Man merkt dennoch, dass Hoepker die Mittel der Inszenierung wohl vertraut waren, er hatte Archäologie und Kunstgeschichte studiert. Die Kamera, die ihm sein Großvater geschenkt hatte, sollte dann doch dominant werden. Noch bevor Hoepker junior die Uni beenden konnte, engagierte ihn die "Münchner Illustrierte". Und dann ging es 1964 auch gleich weiter zum "Stern".
Mehr geht in der Lichtbildnerei nicht
Der Rest ist eine umwerfende Karriere, denn der noch nicht einmal 30-Jährige wurde zur gleichen Zeit auch Mitglied der Agentur Magnum. Mehr geht in der Lichtbildnerei nicht. Zumal Hoepker nie unbeteiligt war. "Lauwarm ist immer uninteressant", hat er einmal gesagt. Und es konnte sich ständig etwas ergeben. Deshalb ist er nie ohne Kamera aus dem Haus. Auch nicht in den späten Jahren, als er bereits an Alzheimer erkrankt war.
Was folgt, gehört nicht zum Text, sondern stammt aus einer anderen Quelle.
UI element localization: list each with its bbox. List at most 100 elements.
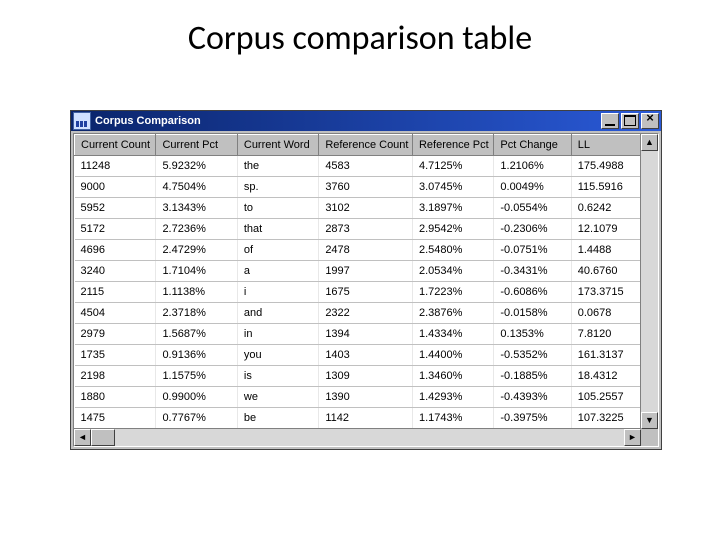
scroll-corner — [641, 429, 658, 446]
table-row[interactable]: 46962.4729%of24782.5480%-0.0751%1.4488 — [75, 240, 641, 261]
table-cell: 11248 — [75, 156, 156, 177]
col-reference_pct[interactable]: Reference Pct — [412, 135, 493, 156]
table-cell: 2.9542% — [412, 219, 493, 240]
table-cell: -0.4393% — [494, 387, 571, 408]
scroll-right-icon[interactable]: ► — [624, 429, 641, 446]
table-cell: 1.2106% — [494, 156, 571, 177]
table-cell: 5952 — [75, 198, 156, 219]
col-reference_count[interactable]: Reference Count — [319, 135, 413, 156]
window-title: Corpus Comparison — [95, 115, 601, 127]
table-cell: 3102 — [319, 198, 413, 219]
table-cell: 1475 — [75, 408, 156, 429]
table-cell: 107.3225 — [571, 408, 640, 429]
table-row[interactable]: 59523.1343%to31023.1897%-0.0554%0.6242 — [75, 198, 641, 219]
table-row[interactable]: 32401.7104%a19972.0534%-0.3431%40.6760 — [75, 261, 641, 282]
table-cell: 1.4334% — [412, 324, 493, 345]
col-current_pct[interactable]: Current Pct — [156, 135, 237, 156]
table-cell: 4583 — [319, 156, 413, 177]
vertical-scrollbar[interactable]: ▲ ▼ — [640, 134, 658, 429]
table-cell: is — [237, 366, 318, 387]
table-row[interactable]: 17350.9136%you14031.4400%-0.5352%161.313… — [75, 345, 641, 366]
table-cell: sp. — [237, 177, 318, 198]
table-row[interactable]: 14750.7767%be11421.1743%-0.3975%107.3225 — [75, 408, 641, 429]
table-cell: 105.2557 — [571, 387, 640, 408]
col-ll[interactable]: LL — [571, 135, 640, 156]
table-cell: 18.4312 — [571, 366, 640, 387]
table-cell: 2.3718% — [156, 303, 237, 324]
table-cell: 12.1079 — [571, 219, 640, 240]
table-cell: i — [237, 282, 318, 303]
table-cell: 2.4729% — [156, 240, 237, 261]
scroll-down-icon[interactable]: ▼ — [641, 412, 658, 429]
table-cell: a — [237, 261, 318, 282]
table-cell: 0.0678 — [571, 303, 640, 324]
maximize-button[interactable] — [621, 113, 639, 129]
table-cell: 2.0534% — [412, 261, 493, 282]
client-area: Current CountCurrent PctCurrent WordRefe… — [71, 131, 661, 449]
table-cell: 1394 — [319, 324, 413, 345]
table-cell: 40.6760 — [571, 261, 640, 282]
table-cell: 1.4293% — [412, 387, 493, 408]
table-cell: 1390 — [319, 387, 413, 408]
table-cell: 4696 — [75, 240, 156, 261]
table-cell: 1.4488 — [571, 240, 640, 261]
minimize-button[interactable] — [601, 113, 619, 129]
table-cell: 0.6242 — [571, 198, 640, 219]
table-cell: of — [237, 240, 318, 261]
table-cell: -0.5352% — [494, 345, 571, 366]
table-row[interactable]: 90004.7504%sp.37603.0745%0.0049%115.5916 — [75, 177, 641, 198]
table-row[interactable]: 18800.9900%we13901.4293%-0.4393%105.2557 — [75, 387, 641, 408]
table-cell: 5172 — [75, 219, 156, 240]
scroll-left-icon[interactable]: ◄ — [74, 429, 91, 446]
table-row[interactable]: 21151.1138%i16751.7223%-0.6086%173.3715 — [75, 282, 641, 303]
table-cell: in — [237, 324, 318, 345]
table-cell: -0.0751% — [494, 240, 571, 261]
hscroll-thumb[interactable] — [91, 429, 115, 446]
table-cell: we — [237, 387, 318, 408]
table-cell: -0.2306% — [494, 219, 571, 240]
table-cell: 0.7767% — [156, 408, 237, 429]
table-cell: 1309 — [319, 366, 413, 387]
table-cell: 1675 — [319, 282, 413, 303]
corpus-comparison-window: Corpus Comparison Current CountCurrent P… — [70, 110, 662, 450]
table-cell: -0.3431% — [494, 261, 571, 282]
col-current_count[interactable]: Current Count — [75, 135, 156, 156]
table-cell: 2198 — [75, 366, 156, 387]
table-cell: to — [237, 198, 318, 219]
horizontal-scrollbar[interactable]: ◄ ► — [74, 428, 641, 446]
table-cell: -0.0158% — [494, 303, 571, 324]
table-cell: 175.4988 — [571, 156, 640, 177]
table-cell: -0.1885% — [494, 366, 571, 387]
table-cell: 1.7104% — [156, 261, 237, 282]
table-row[interactable]: 51722.7236%that28732.9542%-0.2306%12.107… — [75, 219, 641, 240]
table-cell: 1.1575% — [156, 366, 237, 387]
table-cell: 2115 — [75, 282, 156, 303]
table-row[interactable]: 45042.3718%and23222.3876%-0.0158%0.0678 — [75, 303, 641, 324]
table-cell: the — [237, 156, 318, 177]
col-pct_change[interactable]: Pct Change — [494, 135, 571, 156]
table-cell: 1735 — [75, 345, 156, 366]
table-row[interactable]: 29791.5687%in13941.4334%0.1353%7.8120 — [75, 324, 641, 345]
table-cell: 161.3137 — [571, 345, 640, 366]
table-cell: 3.0745% — [412, 177, 493, 198]
table-cell: 3.1343% — [156, 198, 237, 219]
table-cell: 173.3715 — [571, 282, 640, 303]
data-table: Current CountCurrent PctCurrent WordRefe… — [74, 134, 641, 429]
table-cell: and — [237, 303, 318, 324]
table-cell: -0.0554% — [494, 198, 571, 219]
table-row[interactable]: 112485.9232%the45834.7125%1.2106%175.498… — [75, 156, 641, 177]
grid-wrap: Current CountCurrent PctCurrent WordRefe… — [73, 133, 659, 447]
titlebar[interactable]: Corpus Comparison — [71, 111, 661, 131]
table-cell: 1.7223% — [412, 282, 493, 303]
slide: Corpus comparison table Corpus Compariso… — [0, 0, 720, 540]
table-cell: 2478 — [319, 240, 413, 261]
col-current_word[interactable]: Current Word — [237, 135, 318, 156]
table-row[interactable]: 21981.1575%is13091.3460%-0.1885%18.4312 — [75, 366, 641, 387]
scroll-up-icon[interactable]: ▲ — [641, 134, 658, 151]
app-icon — [73, 112, 91, 130]
table-cell: that — [237, 219, 318, 240]
table-cell: 1142 — [319, 408, 413, 429]
close-button[interactable] — [641, 113, 659, 129]
table-cell: 0.9900% — [156, 387, 237, 408]
table-cell: 3760 — [319, 177, 413, 198]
2022 lief dazu der berührende Film "Dear Memories" auf dem Dok.Fest. Nahuel Lopez hatte den Fotografen und seine Frau bei einem Road Trip nach San Francisco begleitet, und man nimmt noch einmal die Lust am Sehen und Entdecken wahr. Bilder haben diesen Mann bis zum Gehtnichtmehr interessiert, ob in der Realität oder in seiner eigenen Welt.
Am Mittwoch ist er mit 88 Jahren in Santiago de Chile friedlich eingeschlafen.